I’m guilty of complaining about my workplace. After a rough year with a tough manager who was on a rampage to fire anyone that crossed her path, she’s left everyone on edge. The level of trust on my unit is low and it is so difficult to bring it back to where it used to be.

According to American Nurse Today:

“How to increase trust on your unit

If betrayal risk scores are high on your unit, you might want the entire unit to make a new start toward establishing a trusting work environment. Set a date for the new environment to begin. Mark its arrival with signs and unit activities. At the designated date and time, end the old norm of backbiting and incivility.

Display available data on measurable outcomes of the cultural change toward trust, including improved nurse satisfaction, reduced staff turnover, and quality indicators for patients, such as falls and hospital-acquired infections.

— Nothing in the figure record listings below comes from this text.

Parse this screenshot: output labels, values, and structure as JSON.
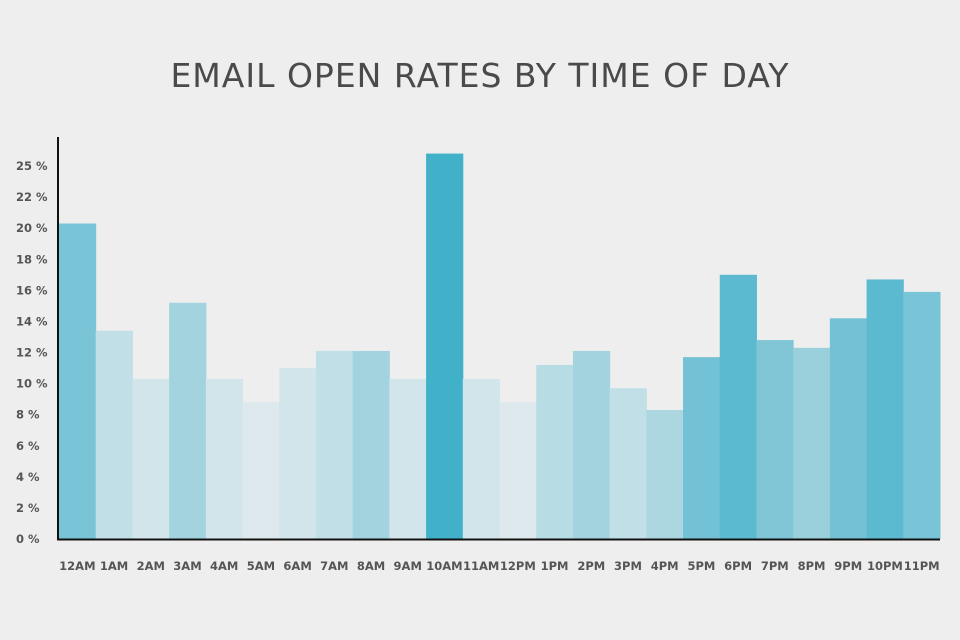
{
  "chart_data": {
    "type": "bar",
    "title": "EMAIL OPEN RATES BY TIME OF DAY",
    "xlabel": "",
    "ylabel": "",
    "ylim": [
      0,
      24
    ],
    "grid": false,
    "y_tick_labels": [
      "0 %",
      "2 %",
      "4 %",
      "6 %",
      "8 %",
      "10 %",
      "12 %",
      "14 %",
      "16 %",
      "18 %",
      "20 %",
      "22 %",
      "25 %"
    ],
    "categories": [
      "12AM",
      "1AM",
      "2AM",
      "3AM",
      "4AM",
      "5AM",
      "6AM",
      "7AM",
      "8AM",
      "9AM",
      "10AM",
      "11AM",
      "12PM",
      "1PM",
      "2PM",
      "3PM",
      "4PM",
      "5PM",
      "6PM",
      "7PM",
      "8PM",
      "9PM",
      "10PM",
      "11PM"
    ],
    "values": [
      20.3,
      13.4,
      10.3,
      15.2,
      10.3,
      8.8,
      11.0,
      12.1,
      12.1,
      10.3,
      24.8,
      10.3,
      8.8,
      11.2,
      12.1,
      9.7,
      8.3,
      11.7,
      17.0,
      12.8,
      12.3,
      14.2,
      16.7,
      15.9
    ],
    "colors": [
      "#79c4d6",
      "#c0dfe6",
      "#d2e5ea",
      "#a2d3de",
      "#d2e5ea",
      "#dde9ed",
      "#d2e5ea",
      "#c0dfe6",
      "#a2d3de",
      "#d2e5ea",
      "#41b1ca",
      "#d2e5ea",
      "#dde9ed",
      "#b8dce4",
      "#a2d3de",
      "#c0dfe6",
      "#acd7e0",
      "#72c1d4",
      "#5cbad0",
      "#80c6d7",
      "#9ad0dc",
      "#72c1d4",
      "#5cbad0",
      "#79c4d6"
    ]
  }
}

Include unlicensed personnel (for instance, environment service technicians and students) in this culture change.

Finally, show your care for colleagues in tangible ways, such as sending positive e-mails or notes and making sincere compliments. Celebrate each other’s successes publicly—but recognize this may require you to lose your competitive edge and think less about who’s better or worse than you.

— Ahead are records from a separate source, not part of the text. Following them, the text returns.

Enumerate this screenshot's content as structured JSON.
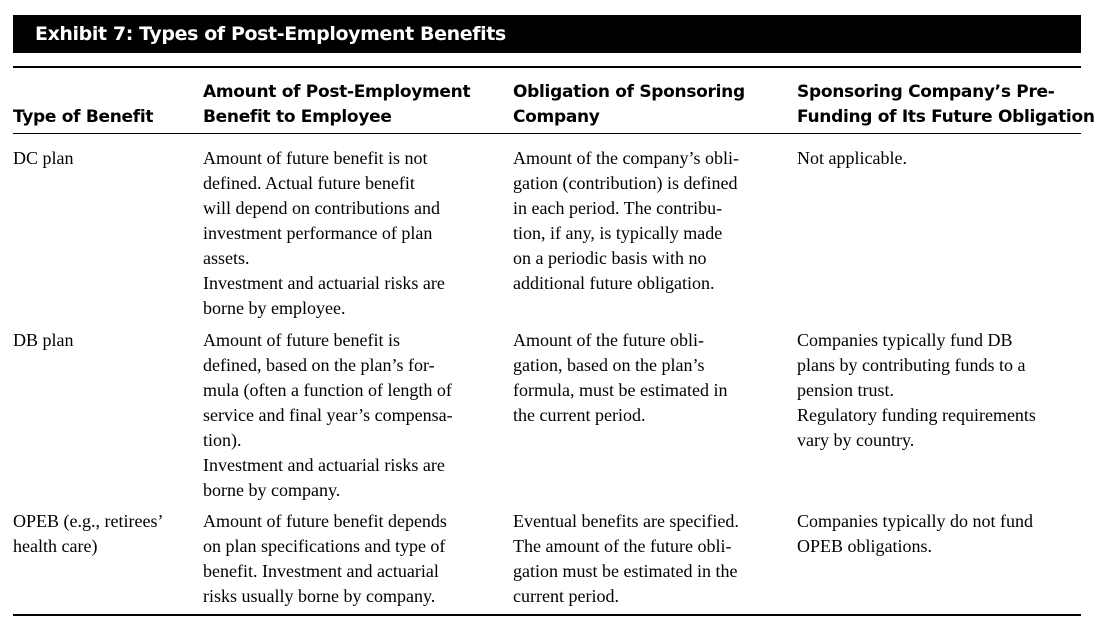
{
  "exhibit": {
    "title": "Exhibit 7: Types of Post-Employment Benefits"
  },
  "headers": {
    "col1": [
      "Type of Benefit"
    ],
    "col2": [
      "Amount of Post-Employment",
      "Benefit to Employee"
    ],
    "col3": [
      "Obligation of Sponsoring",
      "Company"
    ],
    "col4": [
      "Sponsoring Company’s Pre-",
      "Funding of Its Future Obligation"
    ]
  },
  "rows": [
    {
      "type": [
        "DC plan"
      ],
      "benefit": [
        "Amount of future benefit is not",
        "defined. Actual future benefit",
        "will depend on contributions and",
        "investment performance of plan",
        "assets.",
        "Investment and actuarial risks are",
        "borne by employee."
      ],
      "obligation": [
        "Amount of the company’s obli-",
        "gation (contribution) is defined",
        "in each period. The contribu-",
        "tion, if any, is typically made",
        "on a periodic basis with no",
        "additional future obligation."
      ],
      "funding": [
        "Not applicable."
      ]
    },
    {
      "type": [
        "DB plan"
      ],
      "benefit": [
        "Amount of future benefit is",
        "defined, based on the plan’s for-",
        "mula (often a function of length of",
        "service and final year’s compensa-",
        "tion).",
        "Investment and actuarial risks are",
        "borne by company."
      ],
      "obligation": [
        "Amount of the future obli-",
        "gation, based on the plan’s",
        "formula, must be estimated in",
        "the current period."
      ],
      "funding": [
        "Companies typically fund DB",
        "plans by contributing funds to a",
        "pension trust.",
        "Regulatory funding requirements",
        "vary by country."
      ]
    },
    {
      "type": [
        "OPEB (e.g., retirees’",
        "health care)"
      ],
      "benefit": [
        "Amount of future benefit depends",
        "on plan specifications and type of",
        "benefit. Investment and actuarial",
        "risks usually borne by company."
      ],
      "obligation": [
        "Eventual benefits are specified.",
        "The amount of the future obli-",
        "gation must be estimated in the",
        "current period."
      ],
      "funding": [
        "Companies typically do not fund",
        "OPEB obligations."
      ]
    }
  ]
}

Take the first step toward trust

Trust in the nursing workplace is worth building, safe-guarding, and mending. On units where mistrust prevails, someone has to jump-start change. A wise nurse can venture out and start talking about the risks and benefits of trust, mistrust, and betrayal. That nurse can self-evaluate personal trustworthiness, ask for a peer review, and begin to change individual behaviors and conversations. Colleagues seeking a professional, high-performing workplace will join in.

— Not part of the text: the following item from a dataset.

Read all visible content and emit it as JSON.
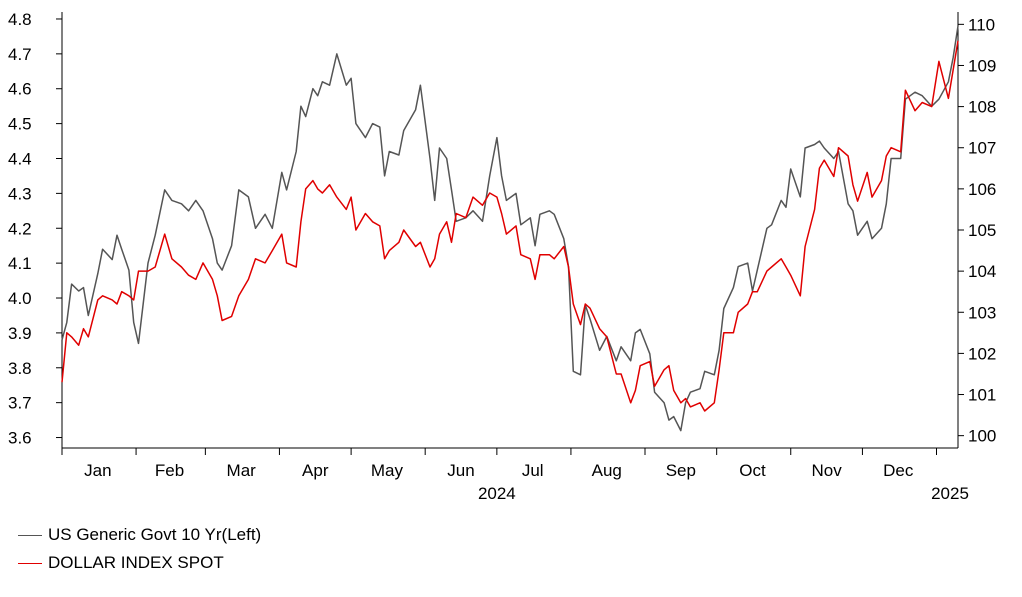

Expect shifts in the unit’s culture to occur one conversation at a time, as the language of trust becomes commonplace. Norms for relating to each other will increase in civility and warmth. Work will become more meaningful. Stress will decline as the soft sound of humming replaces the loud grinding of teeth around the time clock. Take the first step.” For the complete article, click here: Article.aspx?id=8396&fid=8364

Taking that first step is going to be tough!